March 25, 2010

Not Ambinder's Day

Commenting on the complaint filed by 13 State's Attorneys General, Marc Ambinder wrote:
Reading through the complaint filed by 13 state attorneys general, against the health reform legislation, reader @calchala was struck by something that wasn’t there: the lack of any specific case citation to buttress the underlying claim that it is unconstitutional for the federal government to impose on individuals a mandate to buy health care and to punish those who don’t by levying a fine.
Eugene Volokh does the work that Ambinder seems incapable or unwilling to do:
Case citations buttressing the underlying claims are generally not included in complaints, at least in federal court. Just as oral argument is for oral argument, citation of precedent is for briefs supporting motions for summary judgment and the like. That’s standard federal practice; see, for instance, the Complaint in MGM v. Grokster, just to give an example of a famous recent case in which the Complaint was easily available. A complaint, Rule 8 of the Federal Rules of Civil Procedure tells us, “must contain”
(1) a short and plain statement of the grounds for the court’s jurisdiction, unless the court already has jurisdiction and the claim needs no new jurisdictional support;
(2) a short and plain statement of the claim showing that the pleader is entitled to relief; and

(3) a demand for the relief sought, which may include relief in the alternative or different types of relief.
And federal practice is that the “short and plain statement of the claim showing that the pleader is entitled to relief” is a description of the facts as the plaintiff sees them, coupled with a statement of which legal rules were allegedly violated (e.g., the First Amendment, or some statute, or some common-law doctrine) — not a legal argument providing the foundation for the plaintiff’s legal theory.
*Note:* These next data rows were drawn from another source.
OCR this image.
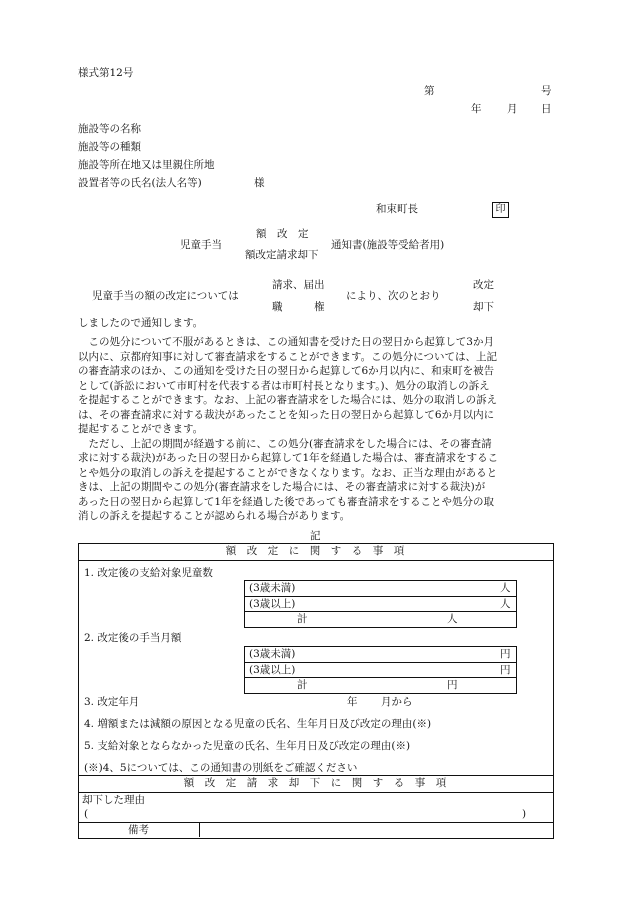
様式第12号
第	号
年 月 日
施設等の名称
施設等の種類
施設等所在地又は里親住所地
設置者等の氏名(法人名等)	様
和束町長	印
児童手当
額　改　定
額改定請求却下
通知書(施設等受給者用)
児童手当の額の改定については
請求、届出
職　　　権
により、次のとおり
改定
却下
しましたので通知します。
　この処分について不服があるときは、この通知書を受けた日の翌日から起算して3か月
以内に、京都府知事に対して審査請求をすることができます。この処分については、上記
の審査請求のほか、この通知を受けた日の翌日から起算して6か月以内に、和束町を被告
として(訴訟において市町村を代表する者は市町村長となります。)、処分の取消しの訴え
を提起することができます。なお、上記の審査請求をした場合には、処分の取消しの訴え
は、その審査請求に対する裁決があったことを知った日の翌日から起算して6か月以内に
提起することができます。
　ただし、上記の期間が経過する前に、この処分(審査請求をした場合には、その審査請
求に対する裁決)があった日の翌日から起算して1年を経過した場合は、審査請求をするこ
とや処分の取消しの訴えを提起することができなくなります。なお、正当な理由があると
きは、上記の期間やこの処分(審査請求をした場合には、その審査請求に対する裁決)が
あった日の翌日から起算して1年を経過した後であっても審査請求をすることや処分の取
消しの訴えを提起することが認められる場合があります。
記
額　改　定　に　関　す　る　事　項
1. 改定後の支給対象児童数
(3歳未満)	人
(3歳以上)	人
計	人
2. 改定後の手当月額
(3歳未満)	円
(3歳以上)	円
計	円
3. 改定年月	年 月から
4. 増額または減額の原因となる児童の氏名、生年月日及び改定の理由(※)
5. 支給対象とならなかった児童の氏名、生年月日及び改定の理由(※)
(※)4、5については、この通知書の別紙をご確認ください
額　改　定　請　求　却　下　に　関　す　る　事　項
却下した理由
(	)
備考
Occasionally you might see a case cited in a complaint, for instance if the claim for relief is brought under a common-law doctrine, and the case provides the commonly known name for that doctrine. And a few complaints do include lots of legal argument, though those tend to look unprofessional or grandstanding. But complaints without case citations are perfectly normal. Legal argument and the citations supporting it are for briefs, not complaints.